Johanna Stoberock is the American author of the novels Pigs and City of Ghosts. Her short stories and essays have appeared in numerous publications, including Better: Culture & Lit, Volume One Brooklyn, The Chicago Review of Books, and others.
Joanna is the winner of the 2019 Artist Trust/Gar LaSalle Storyteller Award. Also, Her honors include the James W. Hall Prize for Fiction (1998).
Johanna Stoberock has an M.F.A. in Creative Writing and Fiction from the University of Washington and a B.A. in English Literature and Religious Studies from Wesleyan University.
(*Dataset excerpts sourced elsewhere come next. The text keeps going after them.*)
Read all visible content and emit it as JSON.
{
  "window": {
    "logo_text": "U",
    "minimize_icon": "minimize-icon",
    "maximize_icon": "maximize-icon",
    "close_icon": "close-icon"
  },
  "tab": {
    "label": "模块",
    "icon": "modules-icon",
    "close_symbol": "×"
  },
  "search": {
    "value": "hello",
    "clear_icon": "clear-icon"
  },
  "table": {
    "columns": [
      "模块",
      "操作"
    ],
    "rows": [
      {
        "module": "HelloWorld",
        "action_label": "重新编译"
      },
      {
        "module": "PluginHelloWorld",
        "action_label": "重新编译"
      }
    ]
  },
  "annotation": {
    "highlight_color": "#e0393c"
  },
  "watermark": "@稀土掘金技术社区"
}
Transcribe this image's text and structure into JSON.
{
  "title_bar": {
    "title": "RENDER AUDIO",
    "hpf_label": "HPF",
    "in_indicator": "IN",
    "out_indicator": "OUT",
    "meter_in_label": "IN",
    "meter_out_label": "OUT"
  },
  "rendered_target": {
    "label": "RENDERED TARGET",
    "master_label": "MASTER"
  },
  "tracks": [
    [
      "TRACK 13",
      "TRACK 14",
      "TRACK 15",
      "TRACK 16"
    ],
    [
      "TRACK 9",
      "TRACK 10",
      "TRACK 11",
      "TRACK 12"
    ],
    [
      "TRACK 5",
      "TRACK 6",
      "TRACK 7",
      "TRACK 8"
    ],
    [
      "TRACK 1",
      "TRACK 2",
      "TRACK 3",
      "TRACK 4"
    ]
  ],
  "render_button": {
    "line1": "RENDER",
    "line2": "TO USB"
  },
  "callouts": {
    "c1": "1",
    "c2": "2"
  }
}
Now she teaches Rhetoric, Writing, and Public Discourse at Whitman College.
In addition to her work as a writer and teacher, Stoberock has extensive experience in both magazine and book publishing.
She has worked as a book editor for William Morrow, Scribner, and Grove Atlantic, and as a research editor at numerous magazines including Men's Journal and Rolling Stone.
Her current project is The Dark Forest—set in a landscape that resembles the forests of Ukraine, the novel draws on the Grimm’s
fairytale, Jorinda, and Joringel, to explore a world poisoned by the toxic waste of nuclear production.
She lives in Walla Walla, Washington, with her husband and two children.